Now we will randomly input a sentence into the model and predict its emotional value tag. The range of emotional markers is 1-5, which corresponds to the degree of negative to positive.

In [15]:
input_ar = nd.array(vocab[['This', 'movie', 'is', 'amazing']], ctx=ctx).reshape((1, -1))
pred, att = model(input_ar)

label = np.argmax(nd.softmax(pred, axis=1).asnumpy(), axis=1) + 1

[[[0.2773389  0.29321694 0.25705004 0.17239411]
  [0.23486644 0.28118172 0.22970392 0.25424793]]]
<NDArray 1x2x4 @gpu(0)>

In order to intuitively feel the role of the attention mechanism, we visualize the output of the model’s attention on the predicted samples.

In [16]:
import matplotlib.pyplot as plt
import seaborn as sns
%matplotlib inline

np.squeeze(att.asnumpy(), 0).shape
cmap = sns.diverging_palette(220, 10, as_cmap=True)
sns.heatmap(np.squeeze(att.asnumpy(), 0), cmap=cmap, annot=True,
            xticklabels=['This', 'movie', 'is', 'amazing'], yticklabels=['att0', 'att1'])


Word embedding can effectively represent the semantic similarity between words, which brings many breakthroughs for complex natural language processing tasks.
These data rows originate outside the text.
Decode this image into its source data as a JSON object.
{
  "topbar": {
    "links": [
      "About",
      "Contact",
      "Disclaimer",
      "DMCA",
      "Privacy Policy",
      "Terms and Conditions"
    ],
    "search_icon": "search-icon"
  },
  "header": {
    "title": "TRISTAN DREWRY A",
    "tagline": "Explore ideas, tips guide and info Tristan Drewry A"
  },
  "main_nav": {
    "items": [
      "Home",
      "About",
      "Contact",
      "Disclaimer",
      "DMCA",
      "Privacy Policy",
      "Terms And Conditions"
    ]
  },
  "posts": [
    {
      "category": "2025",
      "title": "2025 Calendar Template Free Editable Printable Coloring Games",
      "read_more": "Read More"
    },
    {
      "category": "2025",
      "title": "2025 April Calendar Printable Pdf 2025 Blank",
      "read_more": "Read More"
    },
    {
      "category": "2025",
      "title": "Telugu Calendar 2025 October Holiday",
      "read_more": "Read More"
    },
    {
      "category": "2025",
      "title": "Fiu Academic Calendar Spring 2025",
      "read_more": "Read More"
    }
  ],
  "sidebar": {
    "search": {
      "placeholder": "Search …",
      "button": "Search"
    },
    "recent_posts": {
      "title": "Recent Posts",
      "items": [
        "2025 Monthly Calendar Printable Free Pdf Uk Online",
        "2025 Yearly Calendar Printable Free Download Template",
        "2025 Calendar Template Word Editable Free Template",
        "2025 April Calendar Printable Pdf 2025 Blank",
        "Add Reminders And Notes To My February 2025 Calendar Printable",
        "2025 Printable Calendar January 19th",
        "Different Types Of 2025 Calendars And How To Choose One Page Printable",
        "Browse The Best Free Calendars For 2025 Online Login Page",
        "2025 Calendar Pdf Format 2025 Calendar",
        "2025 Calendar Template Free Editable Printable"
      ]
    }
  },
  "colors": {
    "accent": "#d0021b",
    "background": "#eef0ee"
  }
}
The attention mechanism can intuitively grasp the important semantic features in the sentence. The LSTM captures the word order relationship between words in a sentence. Through word embedding, LSTM and attention mechanisms work together to effectively represent the semantics of a sentence and apply it to many practical tasks.

GluonNLP provides us with many efficient and convenient tools to help us experiment quickly. This greatly simplifies the tedious work of natural language processing.